B.3.Hükmedilen manevi tazminat miktarının fazla olduğuna ilişkin temyiz sebebi yönünden;
14.12.1999 – 22.12.1999 tarihleri arasında, 27.01.2000 – 19.07.2001 tarihleri arasında ve 18.11.2014-01.02.2018 tarihleri arasındaki döneme ilişkin olarak hükmedilen manevi tazminat miktarında (A.2) paragrafında açıklanan gerekçeyle isabetsizlik görülmemiştir.
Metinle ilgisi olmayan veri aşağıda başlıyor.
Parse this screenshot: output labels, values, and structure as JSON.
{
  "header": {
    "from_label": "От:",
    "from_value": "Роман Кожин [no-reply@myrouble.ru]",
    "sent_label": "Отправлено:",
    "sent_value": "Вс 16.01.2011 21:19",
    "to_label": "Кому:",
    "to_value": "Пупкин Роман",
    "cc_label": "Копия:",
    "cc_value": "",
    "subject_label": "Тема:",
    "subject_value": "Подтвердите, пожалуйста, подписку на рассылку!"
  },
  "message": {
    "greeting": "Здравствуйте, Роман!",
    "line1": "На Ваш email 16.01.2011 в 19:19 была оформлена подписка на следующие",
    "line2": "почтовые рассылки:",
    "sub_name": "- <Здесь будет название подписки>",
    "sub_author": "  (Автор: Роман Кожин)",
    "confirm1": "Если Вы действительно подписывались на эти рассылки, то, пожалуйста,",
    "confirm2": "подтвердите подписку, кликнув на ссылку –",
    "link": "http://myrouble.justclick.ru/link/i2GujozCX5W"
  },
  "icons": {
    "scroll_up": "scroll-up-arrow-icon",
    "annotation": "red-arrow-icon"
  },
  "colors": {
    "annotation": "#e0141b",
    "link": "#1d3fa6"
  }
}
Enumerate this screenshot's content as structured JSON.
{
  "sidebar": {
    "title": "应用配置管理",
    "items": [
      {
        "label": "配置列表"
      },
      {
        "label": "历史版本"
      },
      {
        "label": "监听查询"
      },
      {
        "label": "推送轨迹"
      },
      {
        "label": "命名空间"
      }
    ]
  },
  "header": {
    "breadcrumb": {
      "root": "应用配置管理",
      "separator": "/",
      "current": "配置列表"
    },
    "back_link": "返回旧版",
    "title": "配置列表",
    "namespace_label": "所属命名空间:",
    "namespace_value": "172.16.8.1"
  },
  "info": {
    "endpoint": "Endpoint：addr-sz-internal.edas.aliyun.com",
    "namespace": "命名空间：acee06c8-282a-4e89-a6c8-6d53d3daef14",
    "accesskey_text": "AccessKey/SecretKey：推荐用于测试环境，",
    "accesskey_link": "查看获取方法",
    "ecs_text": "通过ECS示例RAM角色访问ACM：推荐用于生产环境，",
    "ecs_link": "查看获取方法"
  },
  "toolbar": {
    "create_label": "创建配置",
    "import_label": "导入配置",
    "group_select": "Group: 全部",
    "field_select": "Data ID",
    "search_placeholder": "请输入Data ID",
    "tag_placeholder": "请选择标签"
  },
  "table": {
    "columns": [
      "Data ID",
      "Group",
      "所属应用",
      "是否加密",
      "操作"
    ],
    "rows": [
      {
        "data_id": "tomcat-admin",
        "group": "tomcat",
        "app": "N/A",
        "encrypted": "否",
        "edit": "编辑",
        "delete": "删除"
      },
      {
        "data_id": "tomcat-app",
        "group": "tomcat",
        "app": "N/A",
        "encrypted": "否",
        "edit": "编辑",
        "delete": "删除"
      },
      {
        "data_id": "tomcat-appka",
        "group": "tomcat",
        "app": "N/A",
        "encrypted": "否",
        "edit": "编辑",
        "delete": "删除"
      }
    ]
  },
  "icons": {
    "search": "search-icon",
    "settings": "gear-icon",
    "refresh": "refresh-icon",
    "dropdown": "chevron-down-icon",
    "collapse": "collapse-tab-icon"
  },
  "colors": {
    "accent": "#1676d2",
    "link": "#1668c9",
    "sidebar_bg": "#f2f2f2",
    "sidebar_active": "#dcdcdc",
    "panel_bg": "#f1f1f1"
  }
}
B.4.Davacı lehine hükmedilen vekâlet ücretinin fazla olduğuna ilişkin temyiz sebebi yönünden;
15.08.2017 tarihli 694 sayılı KHK ile değişik, 01.02.2018 tarihli 7078 sayılı Kanunun 139 uncu maddesi ile aynen kabul edilen düzenleme ile 5271 sayılı Kanunun 142 nci maddesinin dokuzuncu fıkrası uyarınca, tazminat davaları nedeniyle Avukatlık Asgari Ücret Tarifesi gereğince hesaplanan nisbî avukatlık ücreti ödeneceği, ancak, ödenecek miktarın tarifede sulh ceza hâkimliklerinde takip edilen işler için belirlenen maktu ücretten az, ağır ceza mahkemelerinde takip edilen davalar için belirlenen maktu ücretten fazla olamayacağı hususu dikkate alındığında, mahkemece hükmedilen vekâlet ücreti miktarında hukuka aykırılık görülmemiştir.

V. KARAR
Gerekçe bölümünde açıklanan nedenle Van Bölge Adliye Mahkemesi 5. Ceza Dairesinin, 10.05.2022 tarihli ve 2022/443 Esas, 2022/869 Karar sayılı kararında davacı vekili ve davalı vekili tarafından öne sürülen temyiz sebepleri ve 5271 sayılı Kanun’un 289 uncu maddesinin birinci fıkrası ile sınırlı olarak yapılan temyiz incelemesi sonucunda hukuka aykırılık görülmediğinden aynı Kanun’un 302 nci maddesinin birinci fıkrası gereği, Tebliğname’ye uygun olarak, oy birliğiyle TEMYİZ İSTEMİNİN ESASTAN REDDİ İLE HÜKMÜN ONANMASINA,

Dava dosyasının, 5271 sayılı Kanun’un 304 üncü maddesinin birinci fıkrası uyarınca Van 3. Ağır Ceza Mahkemesine, Yargıtay ilâmının bir örneğinin ise Van Bölge Adliye Mahkemesi 5. Ceza Dairesine gönderilmek üzere Yargıtay Cumhuriyet Başsavcılığına TEVDİİNE, 03.07.2023 tarihinde karar verildi.